A MASSIVE POLICE SWEEP OF ANYONE WHO HAD EVER EVEN PRONOUNCED the name Angel Ramos had been launched within an hour of his death. Immunities, bargains and outright bribes were all employed. Sometime around three o’clock in the morning, Philip Byron had been located—alive—chained to an overturned washing machine in the basement of an abandoned row house about a mile from the Flea Club. He was dehydrated and suffering from almost no sleep in over seventy-two hours. He was taken immediately to the hospital for treatment. The infection that had set in on his mutilated hand was not as bad as it might have been. He made a brief nonspeaking appearance on television from his hospital bed, giving a wan thumbs-up with his good hand. The doctors expected a full recovery.
Patrick Noon pulled through as well. Tommy Carroll’s bullet had shattered a rib and damaged a lung, but Noon was out of the hospital in a few days. Leonard Cox also survived his wounds. He was absent four feet of his small intestine, and he’d be in the market for a new kneecap, but the prognosis was that he would live to see both his trial and the many, many years of prison time that likely stretched beyond that.
I’d huddled for two days with Remy Sanchez and lawyers from the district attorney’s office and laid out for them all that I knew or presumed I knew concerning Margaret King, Leonard Cox, Roberto Diaz, Angel Ramos, Tommy Carroll and Mayor Martin Leavitt. I was, may I say, the center of attention.

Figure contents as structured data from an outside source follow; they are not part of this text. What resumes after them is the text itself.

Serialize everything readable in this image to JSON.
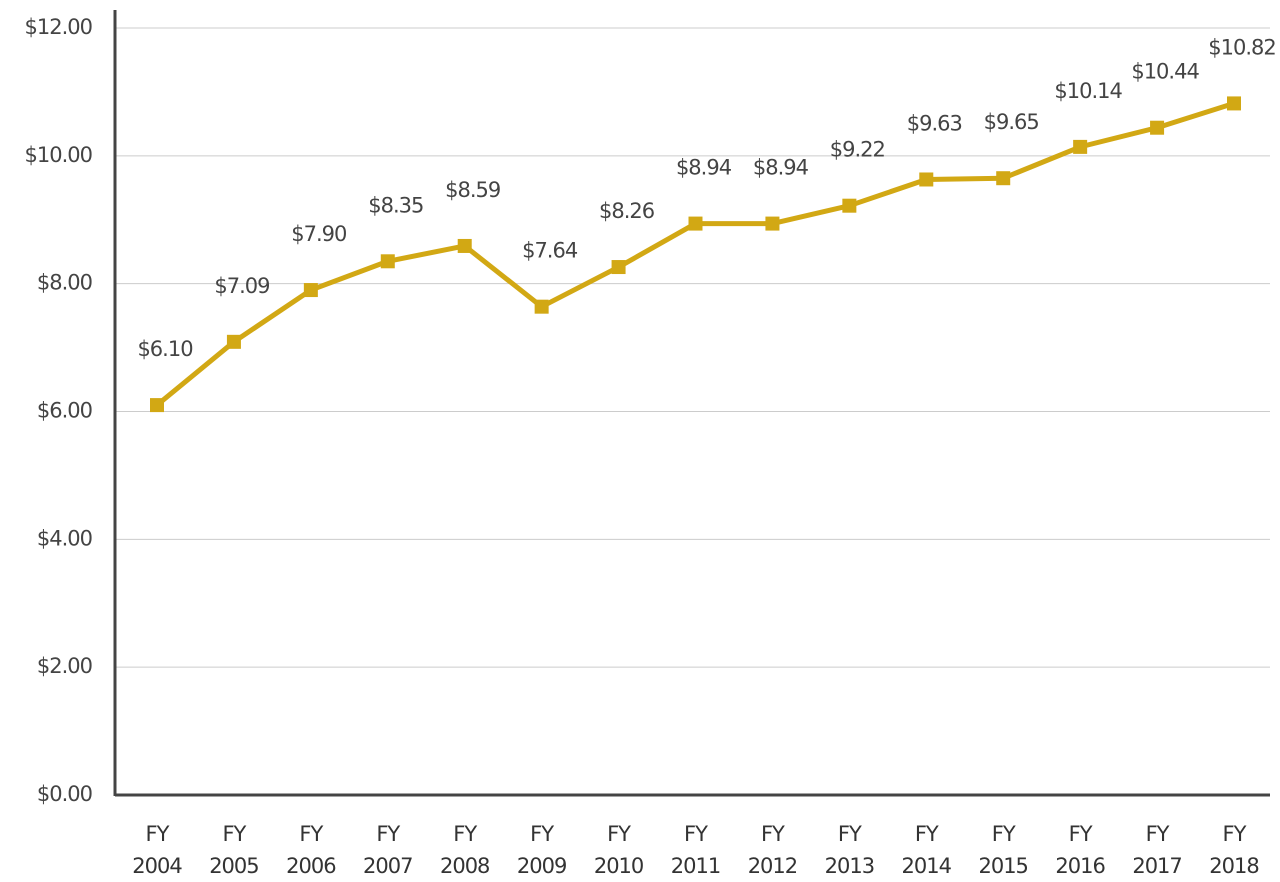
{
  "chart_data": {
    "type": "line",
    "categories": [
      "FY 2004",
      "FY 2005",
      "FY 2006",
      "FY 2007",
      "FY 2008",
      "FY 2009",
      "FY 2010",
      "FY 2011",
      "FY 2012",
      "FY 2013",
      "FY 2014",
      "FY 2015",
      "FY 2016",
      "FY 2017",
      "FY 2018"
    ],
    "series": [
      {
        "color": "#d2a814",
        "values": [
          6.1,
          7.09,
          7.9,
          8.35,
          8.59,
          7.64,
          8.26,
          8.94,
          8.94,
          9.22,
          9.63,
          9.65,
          10.14,
          10.44,
          10.82
        ],
        "value_labels": [
          "$6.10",
          "$7.09",
          "$7.90",
          "$8.35",
          "$8.59",
          "$7.64",
          "$8.26",
          "$8.94",
          "$8.94",
          "$9.22",
          "$9.63",
          "$9.65",
          "$10.14",
          "$10.44",
          "$10.82"
        ]
      }
    ],
    "ylim": [
      0,
      12
    ],
    "yticks": [
      {
        "value": 0,
        "label": "$0.00"
      },
      {
        "value": 2,
        "label": "$2.00"
      },
      {
        "value": 4,
        "label": "$4.00"
      },
      {
        "value": 6,
        "label": "$6.00"
      },
      {
        "value": 8,
        "label": "$8.00"
      },
      {
        "value": 10,
        "label": "$10.00"
      },
      {
        "value": 12,
        "label": "$12.00"
      }
    ],
    "grid": true
  }
}
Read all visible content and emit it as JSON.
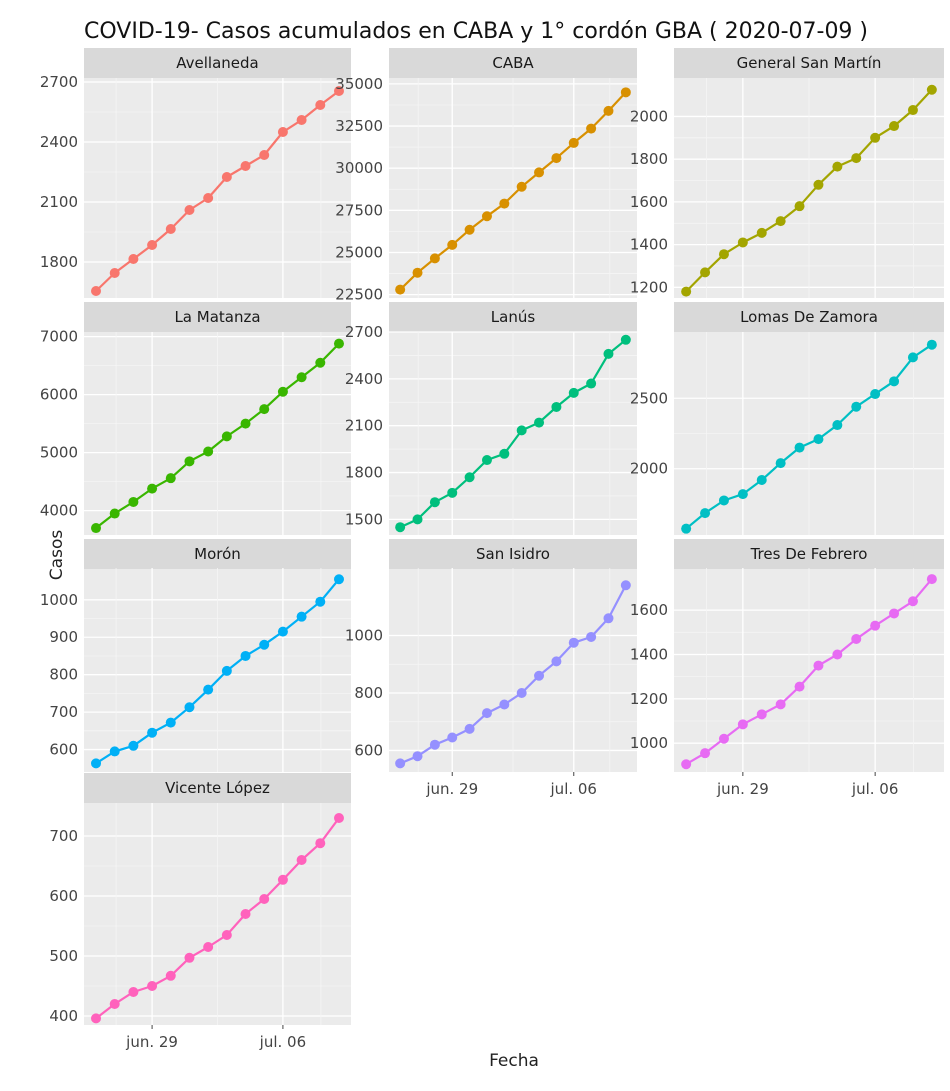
{
  "chart_data": {
    "type": "line",
    "title": "COVID-19- Casos acumulados en CABA y 1° cordón GBA ( 2020-07-09 )",
    "xlabel": "Fecha",
    "ylabel": "Casos",
    "grid": true,
    "x_tick_labels": [
      "jun. 29",
      "jul. 06"
    ],
    "x": [
      "2020-06-26",
      "2020-06-27",
      "2020-06-28",
      "2020-06-29",
      "2020-06-30",
      "2020-07-01",
      "2020-07-02",
      "2020-07-03",
      "2020-07-04",
      "2020-07-05",
      "2020-07-06",
      "2020-07-07",
      "2020-07-08",
      "2020-07-09"
    ],
    "panels": [
      {
        "name": "Avellaneda",
        "color": "#F8766D",
        "yticks": [
          1800,
          2100,
          2400,
          2700
        ],
        "ylim": [
          1620,
          2720
        ],
        "values": [
          1655,
          1745,
          1815,
          1885,
          1965,
          2060,
          2120,
          2225,
          2280,
          2335,
          2450,
          2510,
          2585,
          2655
        ]
      },
      {
        "name": "CABA",
        "color": "#D89000",
        "yticks": [
          22500,
          25000,
          27500,
          30000,
          32500,
          35000
        ],
        "ylim": [
          22300,
          35350
        ],
        "values": [
          22800,
          23800,
          24650,
          25450,
          26350,
          27150,
          27900,
          28900,
          29750,
          30600,
          31500,
          32350,
          33400,
          34500
        ]
      },
      {
        "name": "General San Martín",
        "color": "#A3A500",
        "yticks": [
          1200,
          1400,
          1600,
          1800,
          2000
        ],
        "ylim": [
          1150,
          2180
        ],
        "values": [
          1180,
          1270,
          1355,
          1410,
          1455,
          1510,
          1580,
          1680,
          1765,
          1805,
          1900,
          1955,
          2030,
          2125
        ]
      },
      {
        "name": "La Matanza",
        "color": "#39B600",
        "yticks": [
          4000,
          5000,
          6000,
          7000
        ],
        "ylim": [
          3580,
          7080
        ],
        "values": [
          3700,
          3950,
          4150,
          4380,
          4560,
          4850,
          5020,
          5280,
          5500,
          5750,
          6050,
          6300,
          6550,
          6880
        ]
      },
      {
        "name": "Lanús",
        "color": "#00BF7D",
        "yticks": [
          1500,
          1800,
          2100,
          2400,
          2700
        ],
        "ylim": [
          1400,
          2700
        ],
        "values": [
          1450,
          1500,
          1610,
          1670,
          1770,
          1880,
          1920,
          2070,
          2120,
          2220,
          2310,
          2370,
          2560,
          2650
        ]
      },
      {
        "name": "Lomas De Zamora",
        "color": "#00BFC4",
        "yticks": [
          2000,
          2500
        ],
        "ylim": [
          1530,
          2970
        ],
        "values": [
          1575,
          1685,
          1775,
          1820,
          1920,
          2040,
          2150,
          2210,
          2310,
          2440,
          2530,
          2620,
          2790,
          2880
        ]
      },
      {
        "name": "Morón",
        "color": "#00B0F6",
        "yticks": [
          600,
          700,
          800,
          900,
          1000
        ],
        "ylim": [
          540,
          1085
        ],
        "values": [
          563,
          595,
          610,
          645,
          672,
          713,
          760,
          810,
          850,
          880,
          915,
          955,
          995,
          1055
        ]
      },
      {
        "name": "San Isidro",
        "color": "#9590FF",
        "yticks": [
          600,
          800,
          1000
        ],
        "ylim": [
          525,
          1235
        ],
        "values": [
          555,
          580,
          620,
          645,
          675,
          730,
          760,
          800,
          860,
          910,
          975,
          995,
          1060,
          1175
        ]
      },
      {
        "name": "Tres De Febrero",
        "color": "#E76BF3",
        "yticks": [
          1000,
          1200,
          1400,
          1600
        ],
        "ylim": [
          870,
          1790
        ],
        "values": [
          905,
          955,
          1020,
          1085,
          1130,
          1175,
          1255,
          1350,
          1400,
          1470,
          1530,
          1585,
          1640,
          1740
        ]
      },
      {
        "name": "Vicente López",
        "color": "#FF62BC",
        "yticks": [
          400,
          500,
          600,
          700
        ],
        "ylim": [
          385,
          755
        ],
        "values": [
          396,
          420,
          440,
          450,
          467,
          497,
          515,
          535,
          570,
          595,
          627,
          660,
          688,
          730
        ]
      }
    ]
  }
}
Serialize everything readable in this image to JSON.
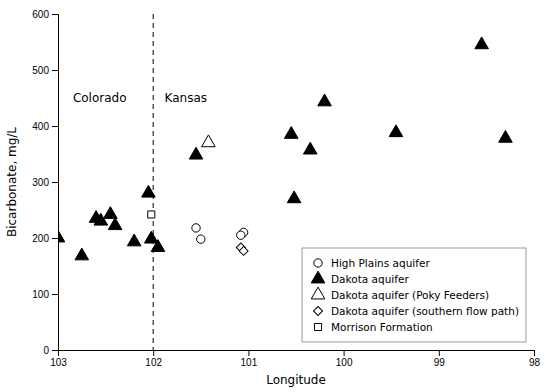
{
  "chart_data": {
    "type": "scatter",
    "xlabel": "Longitude",
    "ylabel": "Bicarbonate, mg/L",
    "xlim": [
      103,
      98
    ],
    "ylim": [
      0,
      600
    ],
    "xticks": [
      103,
      102,
      101,
      100,
      99,
      98
    ],
    "yticks": [
      0,
      100,
      200,
      300,
      400,
      500,
      600
    ],
    "legend": "lower right",
    "series": [
      {
        "name": "High Plains aquifer",
        "marker": "circle",
        "color": "white",
        "x": [
          101.55,
          101.5,
          101.05,
          101.08
        ],
        "values": [
          218,
          198,
          210,
          205
        ]
      },
      {
        "name": "Dakota aquifer",
        "marker": "triangle",
        "color": "black",
        "x": [
          103.0,
          102.75,
          102.6,
          102.55,
          102.45,
          102.4,
          102.2,
          102.05,
          102.02,
          101.95,
          101.55,
          100.55,
          100.52,
          100.35,
          100.2,
          99.45,
          98.55,
          98.3
        ],
        "values": [
          200,
          168,
          235,
          230,
          242,
          222,
          193,
          280,
          198,
          183,
          348,
          385,
          270,
          357,
          443,
          388,
          545,
          378
        ]
      },
      {
        "name": "Dakota aquifer (Poky Feeders)",
        "marker": "triangle",
        "color": "white",
        "x": [
          101.42
        ],
        "values": [
          370
        ]
      },
      {
        "name": "Dakota aquifer (southern flow path)",
        "marker": "diamond",
        "color": "white",
        "x": [
          101.08,
          101.05
        ],
        "values": [
          183,
          177
        ]
      },
      {
        "name": "Morrison Formation",
        "marker": "square",
        "color": "white",
        "x": [
          102.02
        ],
        "values": [
          242
        ]
      }
    ],
    "annotations": [
      {
        "type": "vline",
        "x": 102,
        "line_style": "dashed"
      },
      {
        "text": "Colorado",
        "x": 102.28,
        "y": 450
      },
      {
        "text": "Kansas",
        "x": 101.88,
        "y": 450
      }
    ]
  }
}
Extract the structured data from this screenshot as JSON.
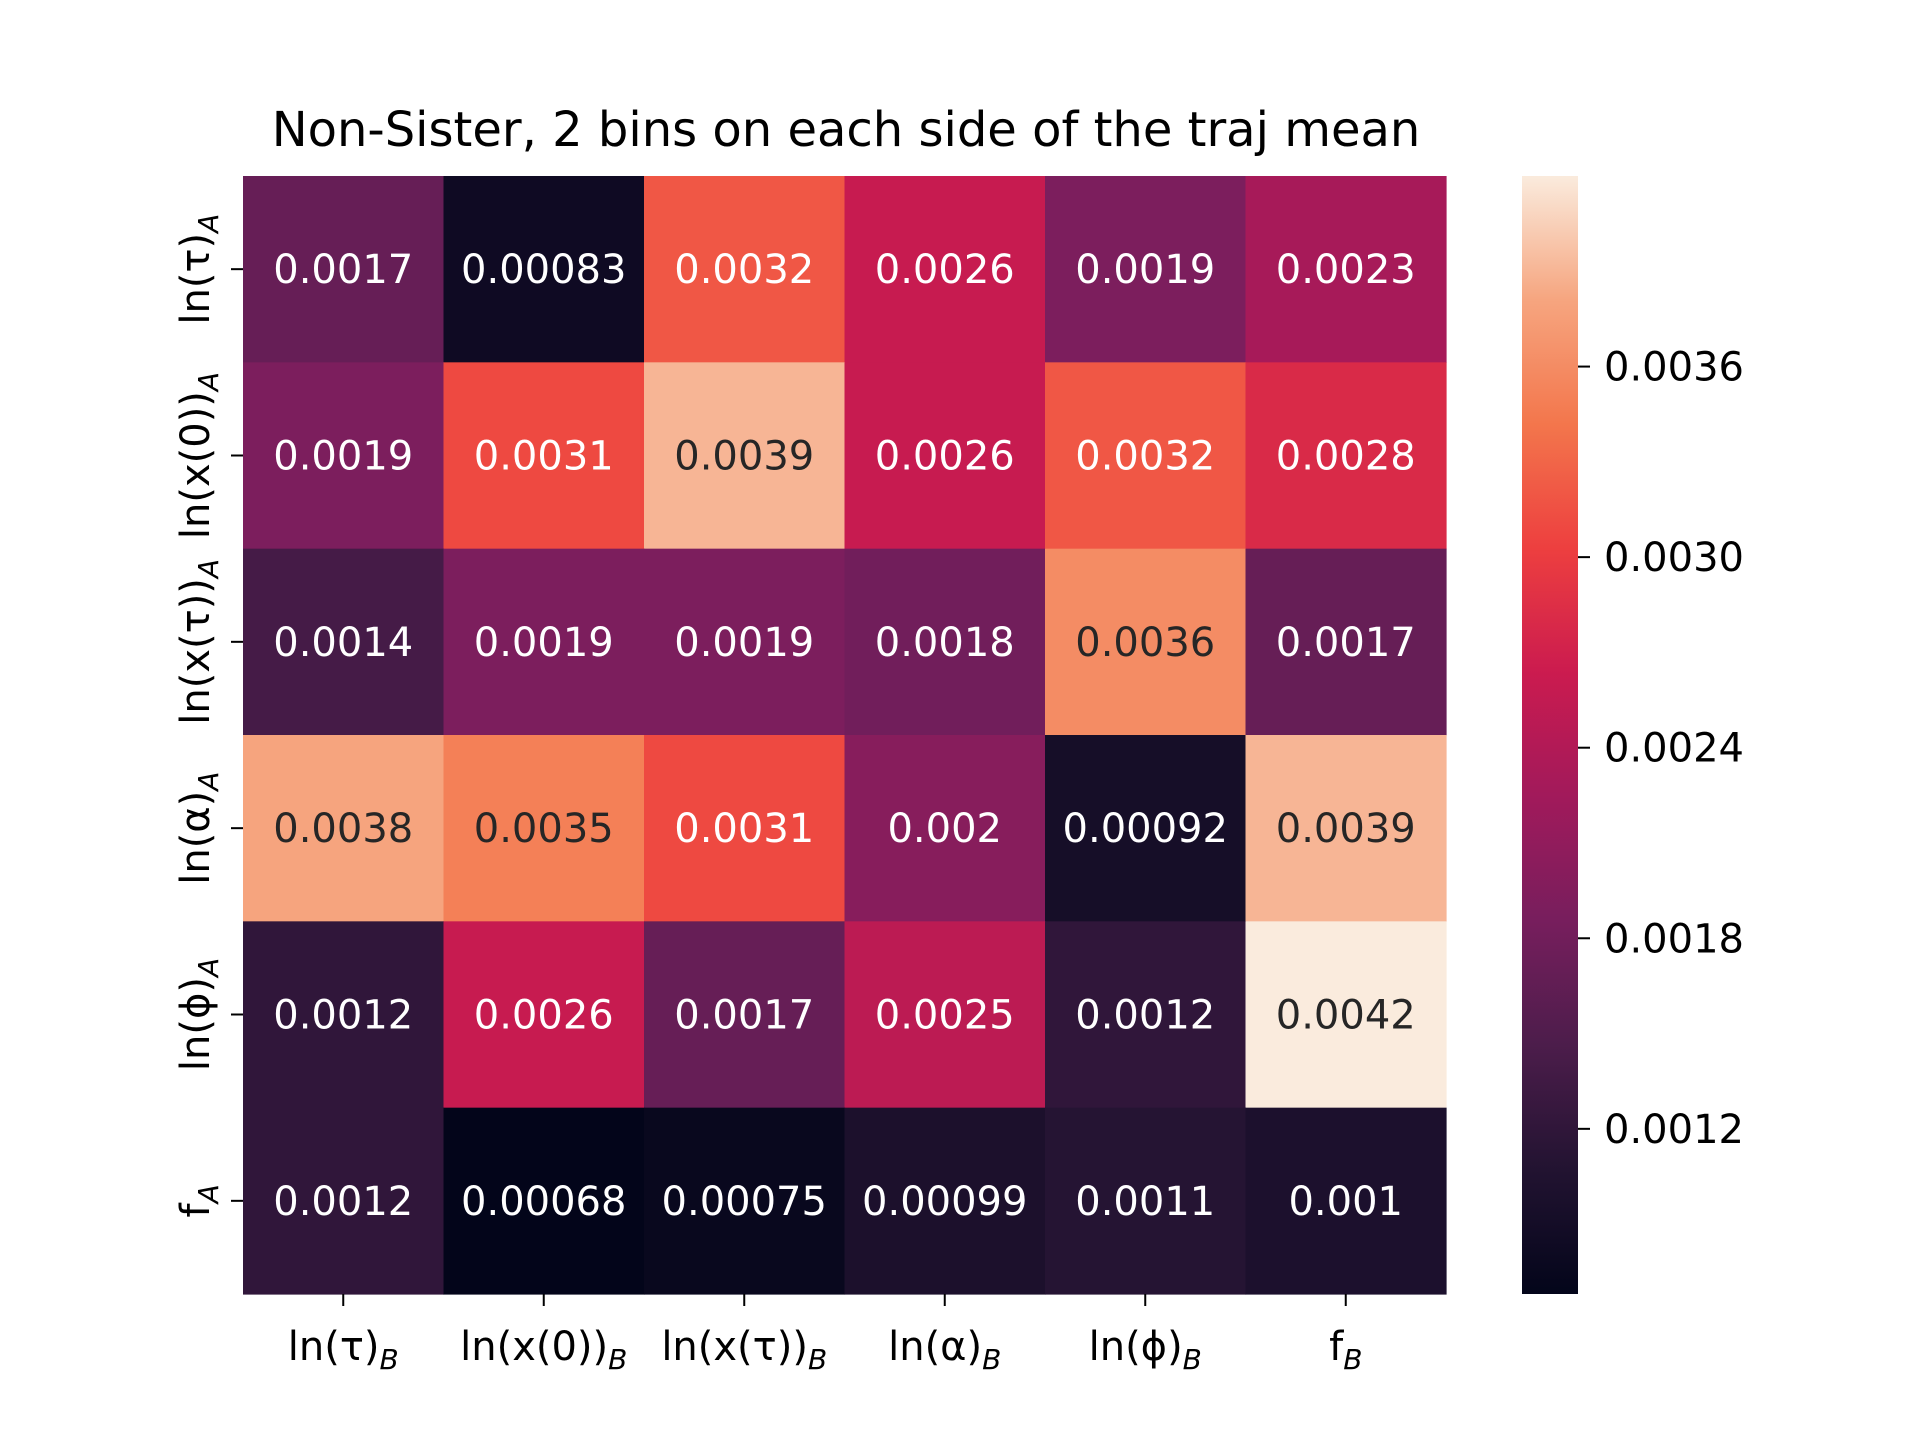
{
  "chart_data": {
    "type": "heatmap",
    "title": "Non-Sister, 2 bins on each side of the traj mean",
    "xlabel": "",
    "ylabel": "",
    "x_categories": [
      "ln(τ)_B",
      "ln(x(0))_B",
      "ln(x(τ))_B",
      "ln(α)_B",
      "ln(ϕ)_B",
      "f_B"
    ],
    "y_categories": [
      "ln(τ)_A",
      "ln(x(0))_A",
      "ln(x(τ))_A",
      "ln(α)_A",
      "ln(ϕ)_A",
      "f_A"
    ],
    "values": [
      [
        0.0017,
        0.00083,
        0.0032,
        0.0026,
        0.0019,
        0.0023
      ],
      [
        0.0019,
        0.0031,
        0.0039,
        0.0026,
        0.0032,
        0.0028
      ],
      [
        0.0014,
        0.0019,
        0.0019,
        0.0018,
        0.0036,
        0.0017
      ],
      [
        0.0038,
        0.0035,
        0.0031,
        0.002,
        0.00092,
        0.0039
      ],
      [
        0.0012,
        0.0026,
        0.0017,
        0.0025,
        0.0012,
        0.0042
      ],
      [
        0.0012,
        0.00068,
        0.00075,
        0.00099,
        0.0011,
        0.001
      ]
    ],
    "colorbar": {
      "range": [
        0.00068,
        0.0042
      ],
      "ticks": [
        0.0012,
        0.0018,
        0.0024,
        0.003,
        0.0036
      ],
      "tick_labels": [
        "0.0012",
        "0.0018",
        "0.0024",
        "0.0030",
        "0.0036"
      ],
      "colormap": "rocket",
      "colormap_stops": [
        "#03051a",
        "#221331",
        "#4c1d4b",
        "#771e5d",
        "#a11a5b",
        "#cb1b4f",
        "#ed3f3f",
        "#f3764c",
        "#f6a57f",
        "#faebdd"
      ]
    },
    "grid": false,
    "legend": "colorbar-right"
  }
}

When it became clear that Cox was going to survive his wounds, I suggested a tactic that was debated for several hours and finally agreed upon. I proposed that Cox not be informed of Tommy Carroll’s suicide. He was kept away from radio and television and newspapers and from all personal visitors. His lawyers cried foul and declared that their client was also being kept away from his civil rights. Cox’s doctors announced—per instruction—that the health of their patient required this near-complete isolation and that yes, they would duly testify to that effect in court if requested to do so.